Apple has quietly bought one other AI company with its recent acquisition of DarwinAI, a Canadian startup focused on computer vision and making AI systems faster and more efficient.

Apple has been slow to get off the bottom in comparison with other big tech AI players and has been very tight-lipped about possible AI integrations for its products.

During Apple’s first-quarter earnings call in February, CEO Tim Cook said the corporate was taking a slower, more deliberate approach to AI. However, it looks like we’ll be seeing some AI news from Cook soon, as Cook said Apple will likely be “breaking latest ground” with GenAI this yr.

DarwinAI may or might not be a part of Apple’s plans to integrate AI into the upcoming iOS 18. We’ll need to see if the acquisition was about mental property or the flexibility so as to add staff to the AI ​​development team.

DarwinAI’s technology has largely been implemented in computer vision for inspecting components within the manufacturing process. So it could even end up that Apple wants to make use of DarwinAI’s mental property in its supply chain to optimize the manufacturing of its electronic hardware.

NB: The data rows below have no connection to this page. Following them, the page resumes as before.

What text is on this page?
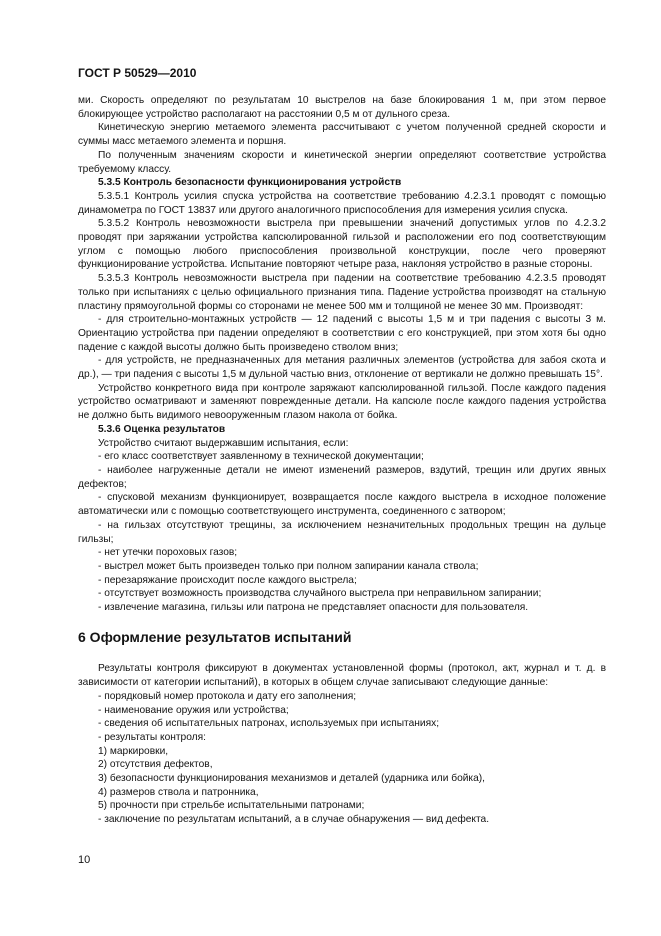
ГОСТ Р 50529—2010

ми. Скорость определяют по результатам 10 выстрелов на базе блокирования 1 м, при этом первое блокирующее устройство располагают на расстоянии 0,5 м от дульного среза.

Кинетическую энергию метаемого элемента рассчитывают с учетом полученной средней скорости и суммы масс метаемого элемента и поршня.

По полученным значениям скорости и кинетической энергии определяют соответствие устройства требуемому классу.

5.3.5 Контроль безопасности функционирования устройств

5.3.5.1 Контроль усилия спуска устройства на соответствие требованию 4.2.3.1 проводят с помощью динамометра по ГОСТ 13837 или другого аналогичного приспособления для измерения усилия спуска.

5.3.5.2 Контроль невозможности выстрела при превышении значений допустимых углов по 4.2.3.2 проводят при заряжании устройства капсюлированной гильзой и расположении его под соответствующим углом с помощью любого приспособления произвольной конструкции, после чего проверяют функционирование устройства. Испытание повторяют четыре раза, наклоняя устройство в разные стороны.

5.3.5.3 Контроль невозможности выстрела при падении на соответствие требованию 4.2.3.5 проводят только при испытаниях с целью официального признания типа. Падение устройства производят на стальную пластину прямоугольной формы со сторонами не менее 500 мм и толщиной не менее 30 мм. Производят:

- для строительно-монтажных устройств — 12 падений с высоты 1,5 м и три падения с высоты 3 м. Ориентацию устройства при падении определяют в соответствии с его конструкцией, при этом хотя бы одно падение с каждой высоты должно быть произведено стволом вниз;

- для устройств, не предназначенных для метания различных элементов (устройства для забоя скота и др.), — три падения с высоты 1,5 м дульной частью вниз, отклонение от вертикали не должно превышать 15°.

Устройство конкретного вида при контроле заряжают капсюлированной гильзой. После каждого падения устройство осматривают и заменяют поврежденные детали. На капсюле после каждого падения устройства не должно быть видимого невооруженным глазом накола от бойка.

5.3.6 Оценка результатов

Устройство считают выдержавшим испытания, если:

- его класс соответствует заявленному в технической документации;

- наиболее нагруженные детали не имеют изменений размеров, вздутий, трещин или других явных дефектов;

- спусковой механизм функционирует, возвращается после каждого выстрела в исходное положение автоматически или с помощью соответствующего инструмента, соединенного с затвором;

- на гильзах отсутствуют трещины, за исключением незначительных продольных трещин на дульце гильзы;

- нет утечки пороховых газов;

- выстрел может быть произведен только при полном запирании канала ствола;

- перезаряжание происходит после каждого выстрела;

- отсутствует возможность производства случайного выстрела при неправильном запирании;

- извлечение магазина, гильзы или патрона не представляет опасности для пользователя.

6 Оформление результатов испытаний

Результаты контроля фиксируют в документах установленной формы (протокол, акт, журнал и т. д. в зависимости от категории испытаний), в которых в общем случае записывают следующие данные:

- порядковый номер протокола и дату его заполнения;

- наименование оружия или устройства;

- сведения об испытательных патронах, используемых при испытаниях;

- результаты контроля:

1) маркировки,

2) отсутствия дефектов,

3) безопасности функционирования механизмов и деталей (ударника или бойка),

4) размеров ствола и патронника,

5) прочности при стрельбе испытательными патронами;

- заключение по результатам испытаний, а в случае обнаружения — вид дефекта.

10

Bloomberg Apple initially reported the acquisition, but Apple has not yet confirmed the acquisition of the corporate. Nevertheless, the domain darwinai.com now not works and co-founder Alexander Wong’s LinkedIn profile now states that he’s the Director of Machine Learning Research at Apple.

Apple is reportedly planning to spend $1 billion annually to fund the event of its Gen AI products. There have already been reports of the corporate internally using its chatbot called Apple GPT and an LLM called Ajax. Will we see these in iOS 18 or as an updated Siri version?

Apple doesn’t move at the identical speed as Microsoft or Google, but when it releases a product, it all the time moves the innovation needle in dramatic ways.

Expect more acquisitions and a few big Apple AI news in the following few months.